Bir Kentte toplumsal talepler, o kentteki sosyal grupların kamuoyu gücüyle aynı orantıda gerçekleşir.
Eğer bir şehirde toplumun çeşitli katmanları arasında arabulucuk rolü üstlenen sosyal gruplar, MEDYA, STK’lar yok ise o şehirde sosyal reformların, ortak refah içeren hizmetlerin gelişi de o kadar isteksiz ve geç olur.
Kahramanmaraş’ta bu gün, bu sonuca katlanan ve bu sonucu kabullenen çağın şartlarına ayak uyduramayan sivil toplum örgütleri ve başında bulunan başkanlar çoğunluktadır.
Oda’nın ismine bakıyoruz ve teknik bir oda olarak karşımıza çıkıyor. Eylemlerine baktığımızda Oda’nın sorumluluk alanında değil daha çok siyasal alandadır. Bunun sonucu Oda asli görevinden çok görevi olmayan konulara odaklanmıştır. Ve sonuç olarak oda görevini yapmamaktadır.
Sendikalar içinde aynı durum geçerlidir. Kahramanmaraş’ta bir sendika burada kendi üyelerinin hakkını aramak ve korumak yolunda bir adım atmaz iken, kendisi ile ilgili olmayan konularda ahkam kesmektedir.
Sosyal gruplar kendi görev alanına giren hak ve menfaatleri üzerine kafa yorması gerekirken, kendi görev alanı dışında işlerle uğraşması enerjisini boşa harcamaktan öte bir değer ifade eder mi?
**
Kahramanmaraş’ta siyasi partiler, sivil toplum örgütleri, odalar, borsalar ve sendikalar, vakıflar ve diğer sosyal grupları masaya yatırdığımızda bu kurumların başında olan insanlar, o kurumları ya siyasette ve da kamuda birer basamak olarak kullanmak amacını gütmektedir.
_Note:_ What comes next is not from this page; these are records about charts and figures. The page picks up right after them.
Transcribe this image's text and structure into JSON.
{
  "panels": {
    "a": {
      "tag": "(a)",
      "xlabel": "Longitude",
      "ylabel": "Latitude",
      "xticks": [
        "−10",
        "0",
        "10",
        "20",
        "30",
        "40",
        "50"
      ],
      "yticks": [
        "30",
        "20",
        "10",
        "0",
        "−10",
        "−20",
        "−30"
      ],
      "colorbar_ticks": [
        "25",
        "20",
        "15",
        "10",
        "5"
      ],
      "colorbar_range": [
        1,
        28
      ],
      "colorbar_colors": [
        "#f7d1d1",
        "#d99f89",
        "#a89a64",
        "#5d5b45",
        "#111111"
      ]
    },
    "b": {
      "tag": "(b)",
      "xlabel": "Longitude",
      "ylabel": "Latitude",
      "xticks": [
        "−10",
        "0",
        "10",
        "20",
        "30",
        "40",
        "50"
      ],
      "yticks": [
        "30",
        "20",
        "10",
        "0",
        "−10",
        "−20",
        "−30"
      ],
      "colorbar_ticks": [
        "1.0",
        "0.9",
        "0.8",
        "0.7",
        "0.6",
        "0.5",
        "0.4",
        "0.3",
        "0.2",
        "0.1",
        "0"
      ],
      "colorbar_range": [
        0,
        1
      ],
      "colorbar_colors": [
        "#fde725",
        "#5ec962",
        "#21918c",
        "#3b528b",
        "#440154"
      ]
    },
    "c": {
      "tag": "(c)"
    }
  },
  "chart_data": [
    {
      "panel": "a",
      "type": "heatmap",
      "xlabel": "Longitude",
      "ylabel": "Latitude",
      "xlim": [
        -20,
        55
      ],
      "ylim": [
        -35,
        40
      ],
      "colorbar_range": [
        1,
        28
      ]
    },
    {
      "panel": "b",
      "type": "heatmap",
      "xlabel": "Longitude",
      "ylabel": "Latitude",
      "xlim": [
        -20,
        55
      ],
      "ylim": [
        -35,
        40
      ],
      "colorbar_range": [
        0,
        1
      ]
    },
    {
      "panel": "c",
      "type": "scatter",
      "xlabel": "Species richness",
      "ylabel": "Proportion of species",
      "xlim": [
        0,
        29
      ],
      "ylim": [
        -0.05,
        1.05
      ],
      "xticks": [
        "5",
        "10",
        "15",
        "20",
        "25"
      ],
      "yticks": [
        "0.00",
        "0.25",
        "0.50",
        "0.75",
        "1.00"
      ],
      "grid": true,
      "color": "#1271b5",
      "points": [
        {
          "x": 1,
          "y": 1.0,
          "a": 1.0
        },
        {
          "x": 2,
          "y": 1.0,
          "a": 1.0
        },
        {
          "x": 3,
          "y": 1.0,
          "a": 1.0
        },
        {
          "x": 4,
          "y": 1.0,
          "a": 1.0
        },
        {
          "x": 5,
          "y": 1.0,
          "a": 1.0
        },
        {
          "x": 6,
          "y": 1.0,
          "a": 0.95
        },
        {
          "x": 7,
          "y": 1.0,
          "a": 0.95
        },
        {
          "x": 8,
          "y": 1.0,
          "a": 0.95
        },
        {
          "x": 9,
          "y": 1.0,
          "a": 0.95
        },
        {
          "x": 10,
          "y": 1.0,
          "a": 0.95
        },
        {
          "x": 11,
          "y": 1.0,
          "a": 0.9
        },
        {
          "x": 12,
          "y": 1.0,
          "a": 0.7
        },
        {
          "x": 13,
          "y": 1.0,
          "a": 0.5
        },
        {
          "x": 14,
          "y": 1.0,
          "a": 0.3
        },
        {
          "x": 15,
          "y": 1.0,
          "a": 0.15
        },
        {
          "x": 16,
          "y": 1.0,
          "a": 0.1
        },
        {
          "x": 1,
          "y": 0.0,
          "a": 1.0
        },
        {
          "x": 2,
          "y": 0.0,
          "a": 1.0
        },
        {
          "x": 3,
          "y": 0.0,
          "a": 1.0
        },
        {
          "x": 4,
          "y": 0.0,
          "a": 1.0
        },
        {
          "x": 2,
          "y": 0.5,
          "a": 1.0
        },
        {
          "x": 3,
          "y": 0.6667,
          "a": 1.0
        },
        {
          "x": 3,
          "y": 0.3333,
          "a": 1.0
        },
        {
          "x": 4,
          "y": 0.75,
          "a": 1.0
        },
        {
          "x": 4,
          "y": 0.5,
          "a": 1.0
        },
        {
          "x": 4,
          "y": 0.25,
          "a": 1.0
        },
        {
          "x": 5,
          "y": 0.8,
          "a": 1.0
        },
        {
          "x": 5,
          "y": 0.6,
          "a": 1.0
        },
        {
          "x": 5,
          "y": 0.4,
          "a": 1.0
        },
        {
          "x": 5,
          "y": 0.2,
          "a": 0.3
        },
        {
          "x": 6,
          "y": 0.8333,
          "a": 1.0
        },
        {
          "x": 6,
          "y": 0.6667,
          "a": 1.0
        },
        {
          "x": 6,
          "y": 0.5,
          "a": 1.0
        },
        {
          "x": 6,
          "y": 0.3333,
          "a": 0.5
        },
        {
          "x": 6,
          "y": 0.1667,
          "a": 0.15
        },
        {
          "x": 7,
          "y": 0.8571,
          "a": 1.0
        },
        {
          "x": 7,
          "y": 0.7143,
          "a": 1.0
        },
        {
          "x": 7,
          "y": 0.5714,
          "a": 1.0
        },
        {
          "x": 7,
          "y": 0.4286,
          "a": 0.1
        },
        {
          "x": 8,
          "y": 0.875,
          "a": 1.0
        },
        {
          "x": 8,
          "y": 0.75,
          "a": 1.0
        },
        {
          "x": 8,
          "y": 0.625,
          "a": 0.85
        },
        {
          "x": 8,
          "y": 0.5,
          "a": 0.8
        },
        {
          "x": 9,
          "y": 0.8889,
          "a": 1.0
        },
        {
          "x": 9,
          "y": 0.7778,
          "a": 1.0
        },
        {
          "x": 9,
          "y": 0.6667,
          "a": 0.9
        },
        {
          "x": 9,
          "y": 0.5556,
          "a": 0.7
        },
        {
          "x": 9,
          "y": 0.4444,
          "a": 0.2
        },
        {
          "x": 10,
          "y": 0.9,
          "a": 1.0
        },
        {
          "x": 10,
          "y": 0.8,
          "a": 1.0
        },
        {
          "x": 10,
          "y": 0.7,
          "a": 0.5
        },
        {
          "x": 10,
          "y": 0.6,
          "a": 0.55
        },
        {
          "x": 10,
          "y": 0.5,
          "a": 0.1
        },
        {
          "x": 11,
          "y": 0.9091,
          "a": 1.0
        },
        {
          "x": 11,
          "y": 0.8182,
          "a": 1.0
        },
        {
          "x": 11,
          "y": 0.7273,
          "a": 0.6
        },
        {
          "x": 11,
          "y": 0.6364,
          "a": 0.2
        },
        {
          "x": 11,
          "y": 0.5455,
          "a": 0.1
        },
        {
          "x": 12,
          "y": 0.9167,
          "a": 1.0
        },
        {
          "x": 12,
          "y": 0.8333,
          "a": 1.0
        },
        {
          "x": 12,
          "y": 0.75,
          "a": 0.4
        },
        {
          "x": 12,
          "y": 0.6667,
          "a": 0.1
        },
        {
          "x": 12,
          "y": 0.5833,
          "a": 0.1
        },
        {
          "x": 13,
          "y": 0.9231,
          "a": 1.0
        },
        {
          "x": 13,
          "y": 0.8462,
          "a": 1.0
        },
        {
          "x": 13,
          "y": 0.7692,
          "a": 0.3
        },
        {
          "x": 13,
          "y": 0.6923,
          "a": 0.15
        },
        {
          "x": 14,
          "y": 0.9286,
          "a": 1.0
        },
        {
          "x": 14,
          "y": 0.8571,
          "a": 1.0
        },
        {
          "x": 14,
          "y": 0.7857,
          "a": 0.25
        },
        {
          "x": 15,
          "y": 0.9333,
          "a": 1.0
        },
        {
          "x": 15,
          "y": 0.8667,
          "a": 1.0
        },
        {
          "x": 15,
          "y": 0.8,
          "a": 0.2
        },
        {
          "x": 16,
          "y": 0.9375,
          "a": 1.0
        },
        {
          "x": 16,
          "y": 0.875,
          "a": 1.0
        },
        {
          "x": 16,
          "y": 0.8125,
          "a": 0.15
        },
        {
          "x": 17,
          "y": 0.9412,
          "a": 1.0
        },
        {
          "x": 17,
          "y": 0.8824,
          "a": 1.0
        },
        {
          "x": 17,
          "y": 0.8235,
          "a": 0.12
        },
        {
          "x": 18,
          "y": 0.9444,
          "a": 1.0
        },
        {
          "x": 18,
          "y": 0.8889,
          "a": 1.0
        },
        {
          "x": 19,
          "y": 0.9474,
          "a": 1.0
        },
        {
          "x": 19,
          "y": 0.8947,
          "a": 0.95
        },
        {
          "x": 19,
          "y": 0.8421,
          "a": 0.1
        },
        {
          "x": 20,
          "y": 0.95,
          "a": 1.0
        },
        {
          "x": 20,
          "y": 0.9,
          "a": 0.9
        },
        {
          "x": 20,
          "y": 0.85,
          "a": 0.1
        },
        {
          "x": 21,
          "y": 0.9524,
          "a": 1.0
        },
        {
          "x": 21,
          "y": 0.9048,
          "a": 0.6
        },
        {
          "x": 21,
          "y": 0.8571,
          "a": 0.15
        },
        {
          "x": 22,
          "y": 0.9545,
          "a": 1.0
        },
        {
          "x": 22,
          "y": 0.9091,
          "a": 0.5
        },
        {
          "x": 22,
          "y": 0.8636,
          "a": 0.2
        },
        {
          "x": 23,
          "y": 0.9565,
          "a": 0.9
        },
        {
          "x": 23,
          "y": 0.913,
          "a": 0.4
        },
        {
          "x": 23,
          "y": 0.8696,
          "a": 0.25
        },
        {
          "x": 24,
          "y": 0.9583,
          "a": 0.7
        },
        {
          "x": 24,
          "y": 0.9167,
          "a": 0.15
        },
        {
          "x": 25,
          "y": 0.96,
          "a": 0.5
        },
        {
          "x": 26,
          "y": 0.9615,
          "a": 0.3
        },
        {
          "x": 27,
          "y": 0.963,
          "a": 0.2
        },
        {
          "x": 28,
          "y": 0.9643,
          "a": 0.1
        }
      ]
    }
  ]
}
Böylesi kısa paslaşma mantığı içinde olan bir başkan, kime ne şekilde hizmet verme imkanı bulur?
Oysa kendi sorumlu olduğu alan ile ilgili projeler üretse, öneriler ortaya koysa belki de bu bir tetikleyici olarak karşımıza çıkacak ve bu davranış biçimi diğer sosyal gruplarda da karşılık bulacaktır.
Bana ne, başkası yapsın, tarzı anlayış içinde olan ve bana dokunmayan yılan bin yaşasın diyen zihniyet yaşam buldukları şehirde sosyal barışa da, toplumsal refaha da bir katkı yapamaz. Yapması da beklenemez.
**
MEDYA sosyal grupların harekete geçirilmesi, kurum ve kuruluşların sorgulanması ve kamuoyu oluşturulması noktasında en önemli güç ve grup olarak karşımıza çıkar.
Bu sektörün güçlenmesi, o bölgede yaşayan insanların maddi ve manevi destek vermesiyle ancak gerçekleşecektir.
Bu sağlanmıyorsa, o şehirde hiçbir ilerleme olmaz.
Kahramanmaraş’ta bu gün toplumsal refah, ortak kullanım alanların kalitesi, sayısı, trafik düzeni, asayiş, toplumsal barış gibi dinamikler sığ, sorunlar halının altına atılmış vaziyetteyse, bunun sorumlusu da bizatihi o şehirde yaşayan insanlardır.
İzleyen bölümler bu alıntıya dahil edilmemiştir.